680 sayılı Olağanüstü Hal Kapsamında Bazı Düzenlemeler Yapılması Hakkında Kanun Hükmünde Kararnamenin 69. maddesi ile özel güvenlik görevlilerinde aranacak şartları düzenleyen 5188 sayılı Kanun’un 10. maddesinin 1. fıkrasının (d) bendinde değişiklik yapılmış ve hapis cezasının ertelenmesi kapsamında verilen denetim süresi de dahil olmak üzere Türk Ceza Kanununun 53. maddesinde belirtilen sürelerin geçmesi durumunda dahi sayılan suçlardan mahkum olmak özel güvenlik görevlisi olmaya engel olumsuz bir şart olarak düzenlenmiştir.

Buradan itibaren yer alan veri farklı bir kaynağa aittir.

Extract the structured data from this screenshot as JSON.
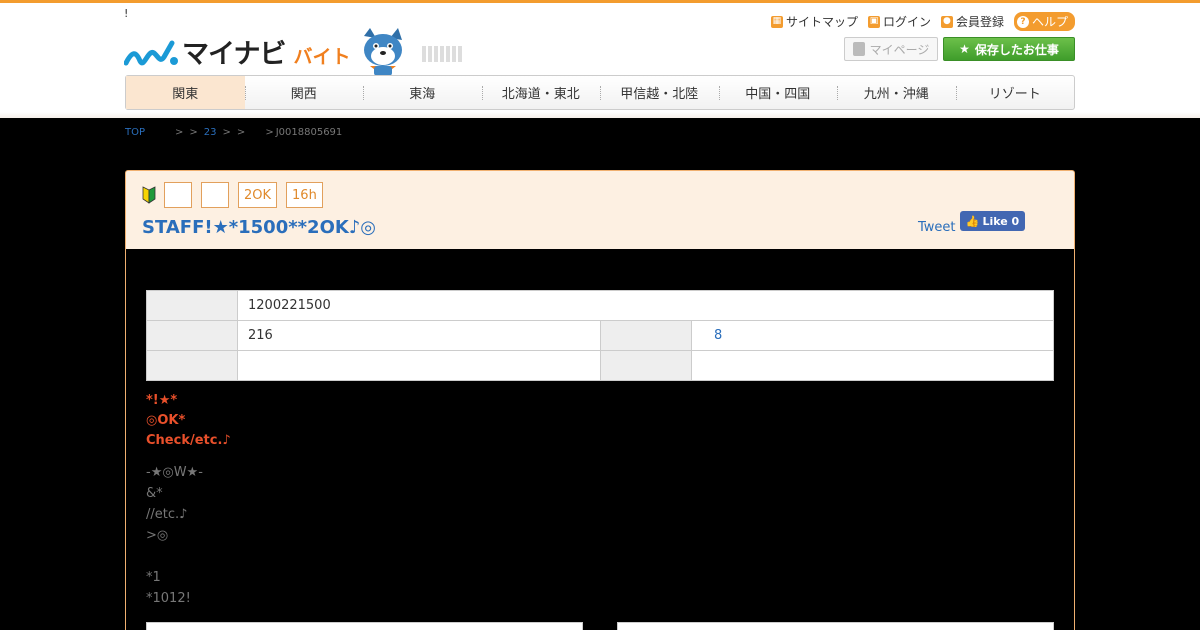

Bununla birlikte hapis cezasının ertelenmesi halinde tecil süresinin yükümlülüklere uygun veya iyi halli geçirilmesi durumu Mülga 765 sayılı Türk Ceza Kanun ile 5237 sayılı Türk Ceza Kanunu’nda farklı sonuçlara bağlanmıştır. 5237 sayılı Kanun’a göre bu durum yalnızca cezanın infazı bakımından sonuç doğururken 765 sayılı Kanun’da mahkumiyet olmamış gibi sonuç doğuracağı hüküm altına alınmıştır.

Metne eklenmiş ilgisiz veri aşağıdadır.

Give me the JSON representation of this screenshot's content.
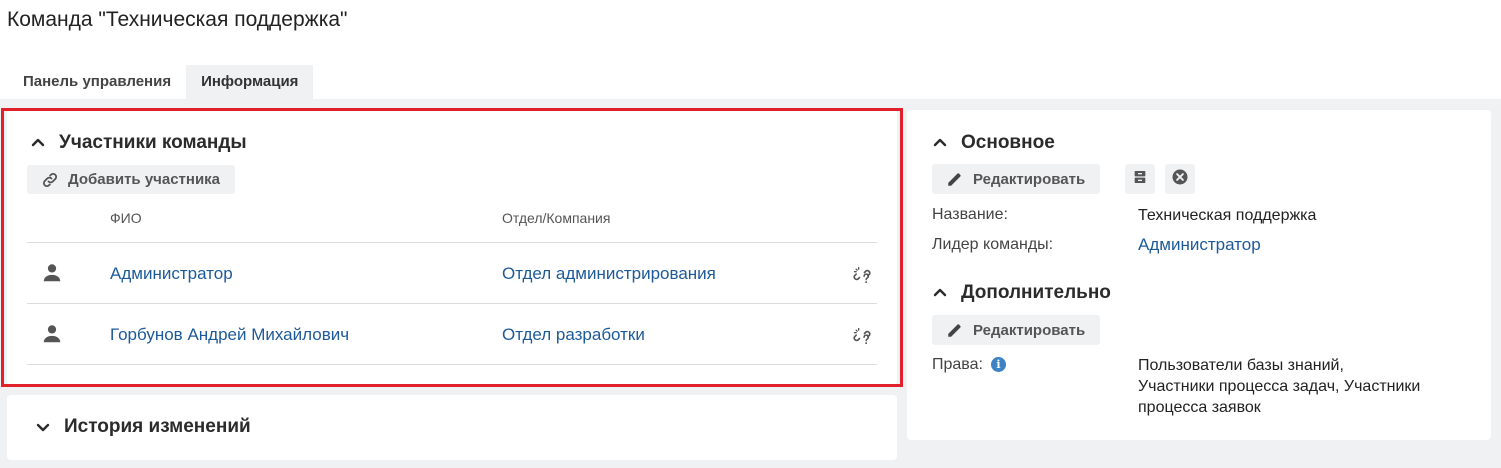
{
  "page": {
    "title": "Команда \"Техническая поддержка\""
  },
  "tabs": [
    {
      "label": "Панель управления",
      "active": false
    },
    {
      "label": "Информация",
      "active": true
    }
  ],
  "members": {
    "title": "Участники команды",
    "add_button": "Добавить участника",
    "columns": {
      "name": "ФИО",
      "department": "Отдел/Компания"
    },
    "rows": [
      {
        "name": "Администратор",
        "department": "Отдел администрирования",
        "icon": "person-icon",
        "action_icon": "unlink-icon"
      },
      {
        "name": "Горбунов Андрей Михайлович",
        "department": "Отдел разработки",
        "icon": "person-icon",
        "action_icon": "unlink-icon"
      }
    ]
  },
  "history": {
    "title": "История изменений"
  },
  "basic": {
    "title": "Основное",
    "edit_button": "Редактировать",
    "fields": {
      "name_label": "Название:",
      "name_value": "Техническая поддержка",
      "leader_label": "Лидер команды:",
      "leader_value": "Администратор"
    }
  },
  "additional": {
    "title": "Дополнительно",
    "edit_button": "Редактировать",
    "rights_label": "Права:",
    "rights_value_line1": "Пользователи базы знаний,",
    "rights_value_line2": "Участники процесса задач, Участники",
    "rights_value_line3": "процесса заявок"
  },
  "colors": {
    "link": "#1d5a99",
    "highlight": "#e0212b",
    "panel_bg": "#f0f1f3",
    "info_icon": "#3d82c4"
  }
}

Bakılan uyuşmazlıkta, dava konusu işlemin sebep unsurunu oluşturan “içmek amacıyla esrar maddesi bulundurmak” suçunun, 765 sayılı Kanun’un yürürlükte olduğu dönemde, davacı özel güvenlik görevlisi olmadan ve 680 sayılı KHK’nın yürürlüğe girdiği 06/01/2017 tarihinden önce işlendiği, ayrıca anılan suça ilişkin ceza yargılamasının 10/12/2003 tarihinde kesinleştiği görülmektedir. 765 sayılı mülga Türk Ceza Kanunu’na göre tecil süresi içinde suç işlenmediği takdirde mahkumiyetin esasen vaki olmamış sayılacağı ve davacının tecil süresi içinde ve 2013 yılında özel güvenlik görevlisi kimlik belgesi istemiyle yaptığı ilk başvurunun olumlu sonuçlanmasından sonra yeni bir suç işlemediği dikkate alındığında anılan mahkumiyet hükmü özel güvenlik görevlisi olmaya engel görülerek tesis edilen dava konusu işlemde hukuka uyarlık görülmemiştir.

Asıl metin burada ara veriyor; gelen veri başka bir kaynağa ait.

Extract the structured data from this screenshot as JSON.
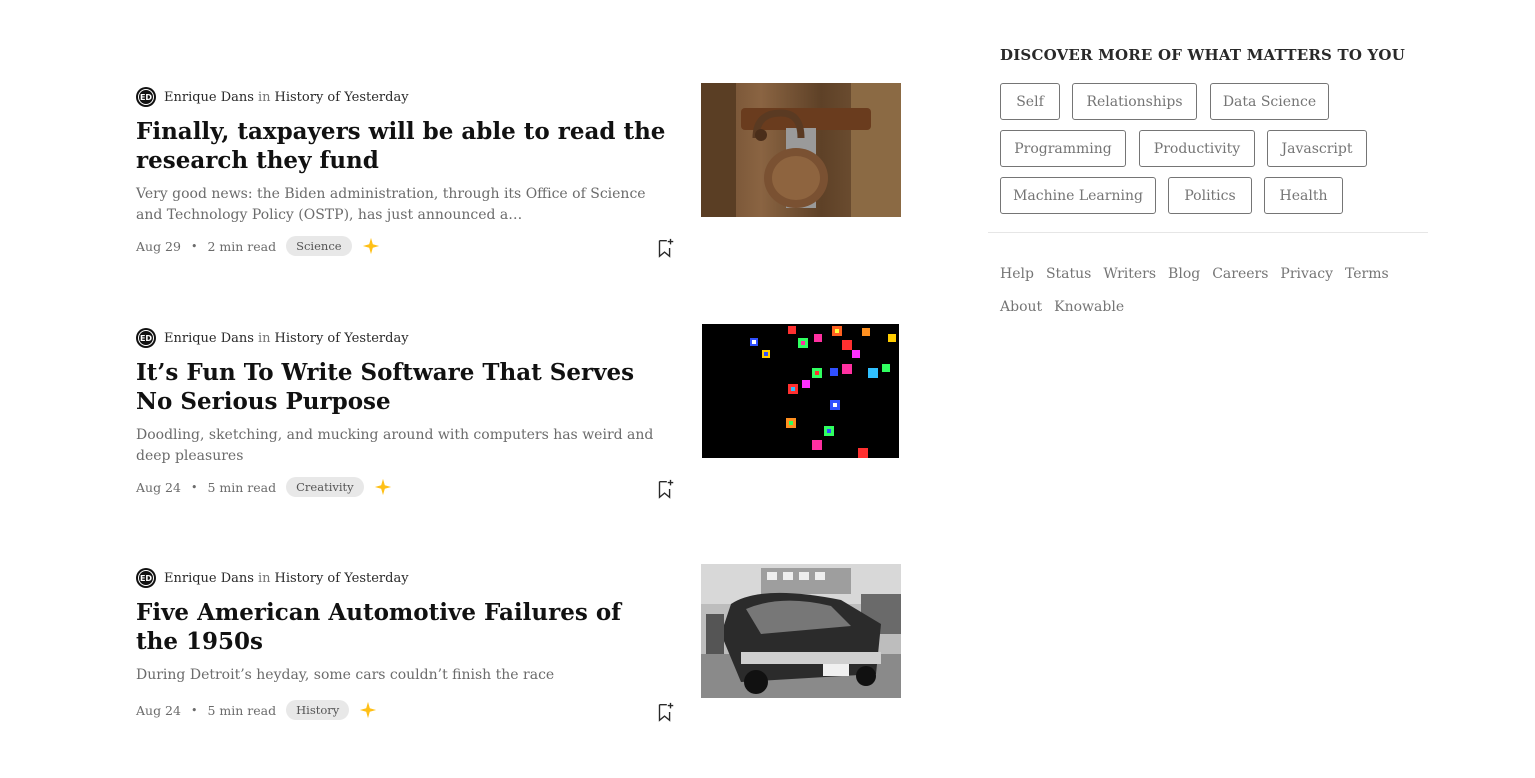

Bu itibarla, dava konusu işlemin iptali yönündeki …İdare Mahkemesi kararına yönelik istinaf isteminin kabulü ile davanın reddi yolunda verilen temyize konu … Bölge İdare Mahkemesi … İdari Dava Dairesi kararında hukuki isabet bulunmamaktadır.

KARAR SONUCU :
Açıklanan nedenlerle;
1. Davacının temyiz isteminin KABULÜNE,
2. Dava konusu işlemin iptaline ilişkin … İdare Mahkemesi kararına yönelik olarak yapılan istinaf başvurusunun kabulü, mahkeme kararının kaldırılması ve davanın reddi yolundaki temyize konu … Bölge İdare Mahkemesi … İdari Dava Dairesinin … tarih ve E:…, K:… sayılı kararının BOZULMASINA,
3. Yeniden bir karar verilmek üzere dosyanın … Bölge İdare Mahkemesi … İdari Dava Dairesine gönderilmesine, 18/01/2023 tarihinde oy birliğiyle kesin olarak karar verildi.